1.2 Process and planning stage

Initially,
the need of AI integration was assessed in terms of current issues, reasons and
tendency. Currently, models require the use of model manipulation, which aims
to provide an adequate simulation, this poses a problem as it was found out
that many modellers do not posses this skill at an acceptable standard. AI techniques
can carry out the manipulations which gave sufficient reasoning to integrate
the AI. After looking at the tendencies, it could be seen that current modelling
techniques do not incorporate few features to facilitate other users and
methods. Identifying these parameters in the planning stage provided a set of
criteria which would need to be satisfied by the AI in the experimental stage.

1.3 Assessing the AI techniques

Following
the identification of the criteria, several different AI techniques were assessed.
All AI techniques employed different algorithms and the different applications in
water quality testing were assessed to see which method would fit best for a
specific task. The four different AI methods employed were Knowledge-based
systems (KBS), Genetic algorithms (GA), Artificial neural networks (ANN) and
Fuzzy inference systems.

1.4 Results

The
table below shows the results that were obtained after the assessments were
completed. The table indicates which AI technique is best fitted for a specific
application.  

Technique

Water quality applications

Knowledge-based systems (KBS)

Selection and manipulation of various numerical
models on water quality.

Genetic Algorithms (GA)

Optimization of calibration of the parameters of
numerical models on water quality.

Artificial Neural Networks (ANN)

Determination of underlying physical/ biological
relationships that are not fully understood.

Fuzzy inference systems

Quantification of the semantemes of the expertise
and determine the confidence factors of the semantemes.

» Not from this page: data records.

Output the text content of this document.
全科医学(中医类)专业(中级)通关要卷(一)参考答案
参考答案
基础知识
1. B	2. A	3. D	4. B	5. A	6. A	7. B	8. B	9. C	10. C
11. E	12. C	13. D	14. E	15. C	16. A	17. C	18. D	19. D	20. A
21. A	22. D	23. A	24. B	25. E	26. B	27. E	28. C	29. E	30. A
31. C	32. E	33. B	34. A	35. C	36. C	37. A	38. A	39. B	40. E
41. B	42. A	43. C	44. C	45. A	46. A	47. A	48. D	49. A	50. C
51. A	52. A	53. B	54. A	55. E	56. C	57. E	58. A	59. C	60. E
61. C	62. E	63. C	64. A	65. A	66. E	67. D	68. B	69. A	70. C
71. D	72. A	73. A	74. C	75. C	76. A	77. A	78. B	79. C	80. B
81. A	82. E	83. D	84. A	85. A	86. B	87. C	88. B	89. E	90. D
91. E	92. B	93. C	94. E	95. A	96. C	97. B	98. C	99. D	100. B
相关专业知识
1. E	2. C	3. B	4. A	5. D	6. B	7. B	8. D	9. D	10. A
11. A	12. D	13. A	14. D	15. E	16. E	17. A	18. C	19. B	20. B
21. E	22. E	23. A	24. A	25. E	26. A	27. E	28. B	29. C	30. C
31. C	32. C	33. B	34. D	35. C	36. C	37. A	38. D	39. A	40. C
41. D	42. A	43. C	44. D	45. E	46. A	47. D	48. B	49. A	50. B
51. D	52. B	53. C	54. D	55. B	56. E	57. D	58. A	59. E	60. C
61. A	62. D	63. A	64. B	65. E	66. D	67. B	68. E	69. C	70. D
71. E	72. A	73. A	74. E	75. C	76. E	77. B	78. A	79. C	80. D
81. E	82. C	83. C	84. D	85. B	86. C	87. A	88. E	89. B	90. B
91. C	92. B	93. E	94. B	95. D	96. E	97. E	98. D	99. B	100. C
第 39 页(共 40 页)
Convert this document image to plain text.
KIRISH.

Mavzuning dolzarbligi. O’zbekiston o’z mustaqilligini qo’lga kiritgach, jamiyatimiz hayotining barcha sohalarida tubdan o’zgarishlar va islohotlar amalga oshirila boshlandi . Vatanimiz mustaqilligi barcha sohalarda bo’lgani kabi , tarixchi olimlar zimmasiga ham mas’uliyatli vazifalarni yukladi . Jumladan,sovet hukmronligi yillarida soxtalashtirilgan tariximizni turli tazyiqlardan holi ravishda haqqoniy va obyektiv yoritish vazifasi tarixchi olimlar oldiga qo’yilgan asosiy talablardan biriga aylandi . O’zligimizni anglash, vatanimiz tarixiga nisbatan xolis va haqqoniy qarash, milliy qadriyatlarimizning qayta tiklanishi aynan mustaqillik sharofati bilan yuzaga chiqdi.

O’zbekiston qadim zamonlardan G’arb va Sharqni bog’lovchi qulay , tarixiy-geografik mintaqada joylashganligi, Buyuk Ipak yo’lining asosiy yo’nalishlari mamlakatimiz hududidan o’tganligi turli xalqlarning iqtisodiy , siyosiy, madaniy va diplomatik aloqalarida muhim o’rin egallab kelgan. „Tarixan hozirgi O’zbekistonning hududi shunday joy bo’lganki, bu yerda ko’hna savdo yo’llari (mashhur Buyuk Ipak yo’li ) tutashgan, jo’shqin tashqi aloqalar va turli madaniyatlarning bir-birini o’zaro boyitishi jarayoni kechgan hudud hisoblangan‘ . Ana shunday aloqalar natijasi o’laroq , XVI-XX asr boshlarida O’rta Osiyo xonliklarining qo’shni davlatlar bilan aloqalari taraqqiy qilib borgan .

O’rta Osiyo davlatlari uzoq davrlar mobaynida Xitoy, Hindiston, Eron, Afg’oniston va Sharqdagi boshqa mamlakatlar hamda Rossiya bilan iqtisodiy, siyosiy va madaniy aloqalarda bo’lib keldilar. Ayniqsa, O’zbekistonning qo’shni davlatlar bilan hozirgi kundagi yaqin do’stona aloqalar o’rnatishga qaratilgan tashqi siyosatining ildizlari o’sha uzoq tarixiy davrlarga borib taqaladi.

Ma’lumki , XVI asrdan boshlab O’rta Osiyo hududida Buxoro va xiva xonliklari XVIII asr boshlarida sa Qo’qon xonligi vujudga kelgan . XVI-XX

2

Table 1- Different applications for
each AI technique

1.5 Future Directions

While
all assessed AI methods are capable of carrying out specific tasks in relation
to water quality testing, a more versatile approach would be to combine these
methods together. Demand for more improved and more efficient AI techniques
will likely rise and as a result research is being carried out to address the
key issues with current AI systems. These new tools will be developed to have
more user-friendly systems as well as clearer knowledge representation.

1.6 Conclusion

The
current techniques used in water quality testing result in many constraints,
and as a result those with little experience in the field will have difficulty
selecting a suitable model. As such, improvements in AI technologies will
minimisie the gap between a developer and practitioner. The assessment of the various
AI techniques into modelling has demonstrated that they can contribute in
various aspects. Furthermore, it is possible that two or more of these
techniques can be combined to produce a more versatile modelling system allowing
for a simpler experience for those new to the practice. Finally, research in
this field will certainly result in better AI systems which would enhance the applications
of this AI in water quality modelling.